Just as New Mexico lawmakers did when they banned the bloodsport of cockfighting in 2007, they need to once again declare that the practice of maiming to kill is unacceptable to people of any political party. Senate Bill 286, sponsored by Sens. Pete Campos, D-Las Vegas, and Gay Kernan, R-Hobbs, offers them that chance.
More than 80 countries have banned, and eight states have banned or severely restricted, leg-hold traps because they are archaic, cruel and indiscriminate. These countries and states have evolved since the devices were invented in the 1800s. It is time for New Mexico to evolve as well, and once again it will take the Legislature’s leadership to get us there.
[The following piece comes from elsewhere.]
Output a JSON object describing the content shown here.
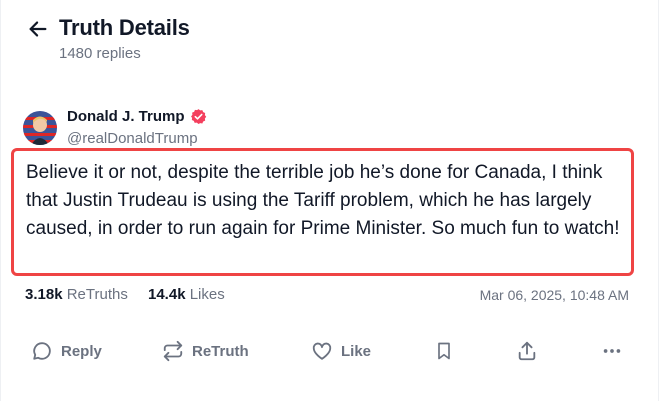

Such leadership is sorely lacking in those we entrust with our public lands. The feckless New Mexico Game Commission and Department of Game and Fish expanded trapping onto public lands last year, and Dunn added the public’s state trust lands to those maiming and killing fields. So far, the state has been on the losing end of an anti-trapping lawsuit filed by Animal Protection of New Mexico and the Humane Society of the United States, who correctly argue that the traps are arbitrary in what they catch and put endangered Mexican wolves and jaguars at risk.
The proposed bill includes numerous, clear exemptions and would not affect activities on private land, or hunting or fishing on public land, and would still allow some use of trapping and poisons to protect human health and safety when that’s the only feasible option.
This is a plea to all state lawmakers to take another good, long, hard look at that dead bobcat with the bloody paw and ask if that represents anything New Mexico stands for at all.
And to then vote to finally put trapping in the same dustbin of history as cockfighting.